In 2021 the same agency reported a 23.7% poverty incidence among our basic sectors. Actually, this sector are those engaged in almost hand-to-mouth livelihood: small farmers and fishermen, backyard animal raisers, sidewalk shops, food stalls, grocery stores, ambulant vendors, and related income-generating projects.
Under the government classification they belong to the micro-enterprises group, and therefore appears to be included in government assistance policy in terms of technical and financial assistance. The reality, however, most of them are incapable of hurdling the bureaucratic system and requirements of government implementing agencies.

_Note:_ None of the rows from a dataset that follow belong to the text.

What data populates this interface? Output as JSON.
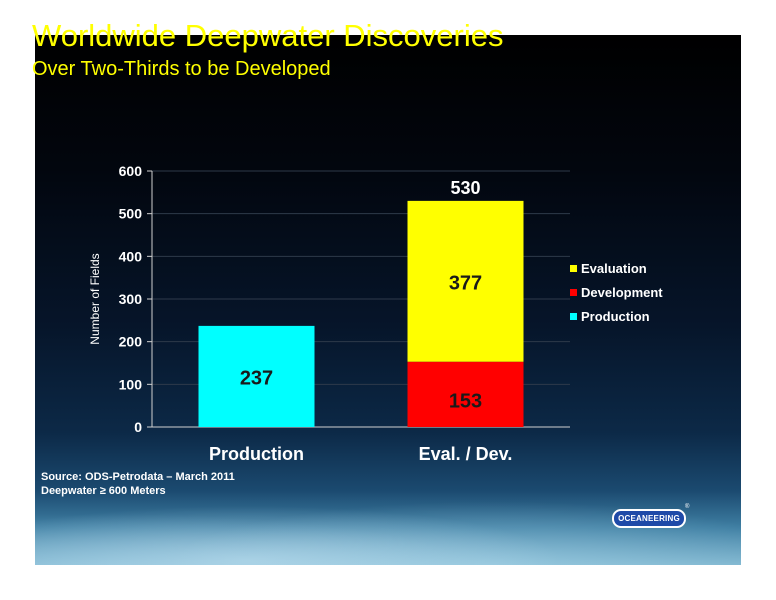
{
  "slide": {
    "title": "Worldwide Deepwater Discoveries",
    "subtitle": "Over Two-Thirds to be Developed",
    "source_lines": [
      "Source:  ODS-Petrodata – March 2011",
      "Deepwater ≥ 600 Meters"
    ],
    "logo_text": "OCEANEERING",
    "logo_mark": "®"
  },
  "colors": {
    "production": "#00ffff",
    "development": "#ff0000",
    "evaluation": "#ffff00",
    "accent_title": "#ffff00"
  },
  "chart_data": {
    "type": "bar",
    "stacked": true,
    "categories": [
      "Production",
      "Eval. / Dev."
    ],
    "series": [
      {
        "name": "Production",
        "values": [
          237,
          0
        ],
        "color": "#00ffff"
      },
      {
        "name": "Development",
        "values": [
          0,
          153
        ],
        "color": "#ff0000"
      },
      {
        "name": "Evaluation",
        "values": [
          0,
          377
        ],
        "color": "#ffff00"
      }
    ],
    "totals": [
      null,
      530
    ],
    "ylabel": "Number of Fields",
    "xlabel": "",
    "ylim": [
      0,
      600
    ],
    "yticks": [
      0,
      100,
      200,
      300,
      400,
      500,
      600
    ],
    "legend": [
      "Evaluation",
      "Development",
      "Production"
    ],
    "legend_position": "right",
    "grid": true
  }
}
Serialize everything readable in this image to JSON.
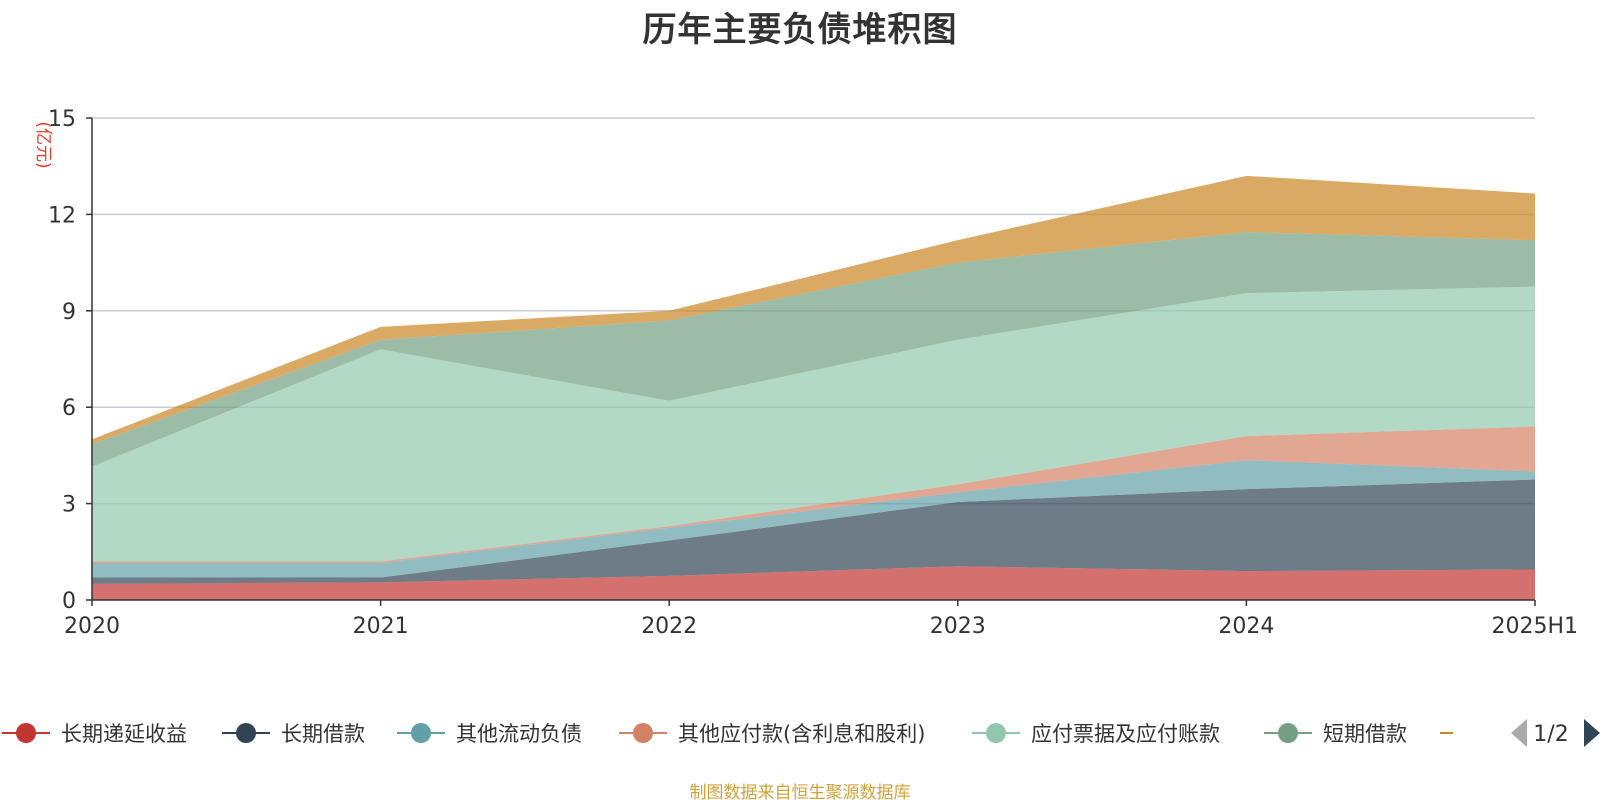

Our rural folks must be economically literate, they must learn practical and working knowledge of the rural economy. There must be an appropriate system and structure of service delivery specifically designed for them so they can conveniently participate and benefit from government assistance program. They must be taught how to diversity or convert their customary livelihood into profit and growth-oriented business. We must help to organize self-sustaining local market systems and prevent destructive neighbourhood competition. Value and supply chain concepts must be localized. But the big question is how to do it, who will do the capacity enhancement training of this marginalized sector, and who will deseing the needed service delivery system that can live within the government bureaucracy?
If we want to rebound and rebound better, we must minimize the gaps between the formal and the informal sectors, between the SMEs and the Microenterprise operators, and between the subsistence livelihood activities of the marginalized groups. If our bureaucracy cannot do this perhaps private training and development institutions can. It is the only and best option to move forward.